Daily digest market movers: US Dollar steadies as cracks widen in data

  • US ISM Manufacturing PMI fell to 49 in March from 50.3 in February, missing the 49.5 forecast.
  • The sector's Employment Index dropped to 44.7, its lowest since last July, signaling a faster pace of job cuts.
  • The Prices Paid Index surged to 69.4 from 62.4, pointing to renewed inflationary pressure amid tariff-linked supply issues.
  • Chair of ISM's Business Survey Committee said demand remains confusing for businesses with destaffing and production cuts ongoing.
  • US JOLTS Job Openings dropped to 7.56 million in February, below expectations and confirming labor market softening.
  • Total hires and separations remained broadly unchanged at 5.4 million and 5.3 million, respectively.
  • Fed’s Barkin warned that current data is hard to read, calling it “wrapped in a thick fog.”
  • Despite declining Job Openings, the Fed’s updated SEP projects a stable Unemployment Rate near 4.4% in 2025.
  • Currency markets appear less reactive to tariffs, focusing more on signs of economic stagnation or contraction.
  • Traders are increasingly cautious ahead of Friday’s Nonfarm Payrolls (NFP) report.
  • CME data shows low odds of a May rate cut, but dovish pressure could build with further data disappointments.
  • The DXY continues to drift between 104.00 and 105.00 as the market searches for conviction.
  • Risk sentiment remains fragile with traders wary of additional downside in equities and bonds.

Technical analysis

The US Dollar Index is posting modest gains on Tuesday, but the broader technical outlook remains bearish. The Moving Average Convergence Divergence (MACD) still signals a potential bullish crossover, yet longer-term indicators such as the 100-day and 200-day Simple Moving Averages (SMA), as well as the 30-day Exponential Moving Average (EMA), continue to flash sell signals.

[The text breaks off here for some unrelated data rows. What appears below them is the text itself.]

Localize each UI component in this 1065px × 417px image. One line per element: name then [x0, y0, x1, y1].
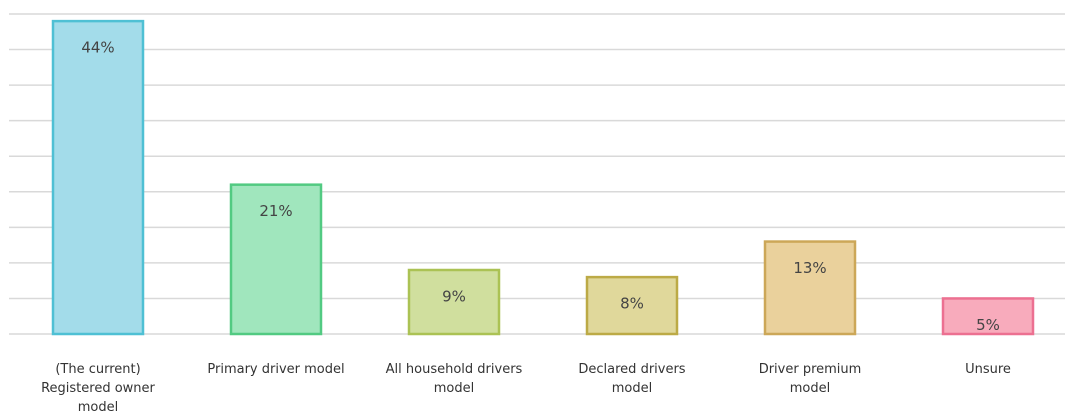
- value-label: 21%: [259, 202, 292, 220]
- value-label: 44%: [81, 39, 114, 57]
- x-tick-label: All household drivers model: [385, 362, 523, 396]
- x-tick-label: Primary driver model: [207, 362, 345, 377]
- x-tick-label: Unsure: [965, 362, 1011, 377]
- x-tick-label: (The current) Registered owner model: [41, 362, 155, 415]
- value-label: 8%: [620, 295, 644, 313]
- value-label: 13%: [793, 259, 826, 277]
- bar: [407, 268, 501, 336]
- x-tick-label: Driver premium model: [758, 362, 862, 396]
- bar: [763, 240, 857, 336]
- bar: [941, 297, 1035, 336]
- x-tick-label: Declared drivers model: [578, 362, 686, 396]
- value-label: 9%: [442, 288, 466, 306]
- value-label: 5%: [976, 316, 1000, 334]
- bar: [229, 183, 323, 336]
- bar: [585, 275, 679, 336]
- bar: [51, 19, 145, 336]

The Relative Strength Index (RSI) at 76.92, alongside stochastic readings, points to overbought conditions, while the Awesome Oscillator remains neutral. The 20-day SMA offers mild bullish support. Resistance is located at 104.435, 104.841 and 104.847, while support lies near 104.169, 104.165 and 104.128.

Tariffs FAQs

Tariffs are customs duties levied on certain merchandise imports or a category of products. Tariffs are designed to help local producers and manufacturers be more competitive in the market by providing a price advantage over similar goods that can be imported. Tariffs are widely used as tools of protectionism, along with trade barriers and import quotas.

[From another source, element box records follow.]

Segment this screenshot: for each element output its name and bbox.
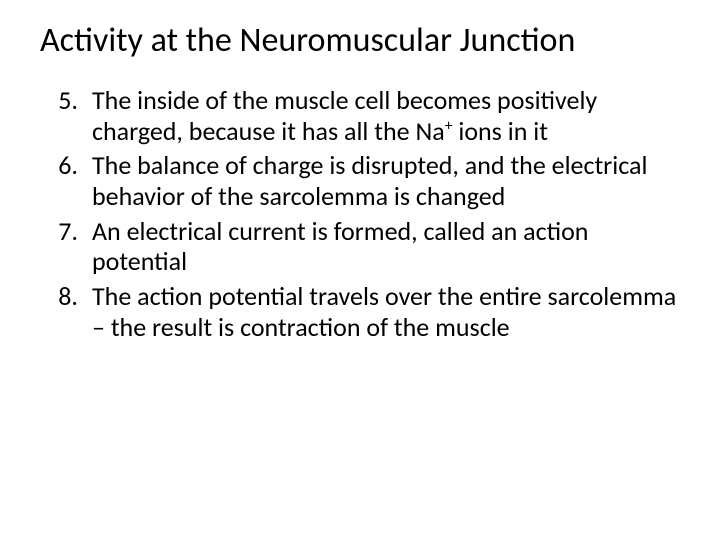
item-number: 7. (40, 216, 92, 277)
item-number: 5. (40, 85, 92, 146)
item-text: The inside of the muscle cell becomes po… (92, 85, 680, 146)
item-text: The balance of charge is disrupted, and … (92, 150, 680, 211)
item-text: The action potential travels over the en… (92, 281, 680, 342)
page-title: Activity at the Neuromuscular Junction (40, 20, 680, 61)
list-item: 6. The balance of charge is disrupted, a… (40, 150, 680, 211)
item-text: An electrical current is formed, called … (92, 216, 680, 277)
item-number: 6. (40, 150, 92, 211)
numbered-list: 5. The inside of the muscle cell becomes… (40, 85, 680, 342)
item-number: 8. (40, 281, 92, 342)
list-item: 5. The inside of the muscle cell becomes… (40, 85, 680, 146)
list-item: 8. The action potential travels over the… (40, 281, 680, 342)
list-item: 7. An electrical current is formed, call… (40, 216, 680, 277)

Although tariffs and taxes both generate government revenue to fund public goods and services, they have several distinctions. Tariffs are prepaid at the port of entry, while taxes are paid at the time of purchase. Taxes are imposed on individual taxpayers and businesses, while tariffs are paid by importers.

There are two schools of thought among economists regarding the usage of tariffs. While some argue that tariffs are necessary to protect domestic industries and address trade imbalances, others see them as a harmful tool that could potentially drive prices higher over the long term and lead to a damaging trade war by encouraging tit-for-tat tariffs.

During the run-up to the presidential election in November 2024, Donald Trump made it clear that he intends to use tariffs to support the US economy and American producers. In 2024, Mexico, China and Canada accounted for 42% of total US imports. In this period, Mexico stood out as the top exporter with $466.6 billion, according to the US Census Bureau. Hence, Trump wants to focus on these three nations when imposing tariffs. He also plans to use the revenue generated through tariffs to lower personal income taxes.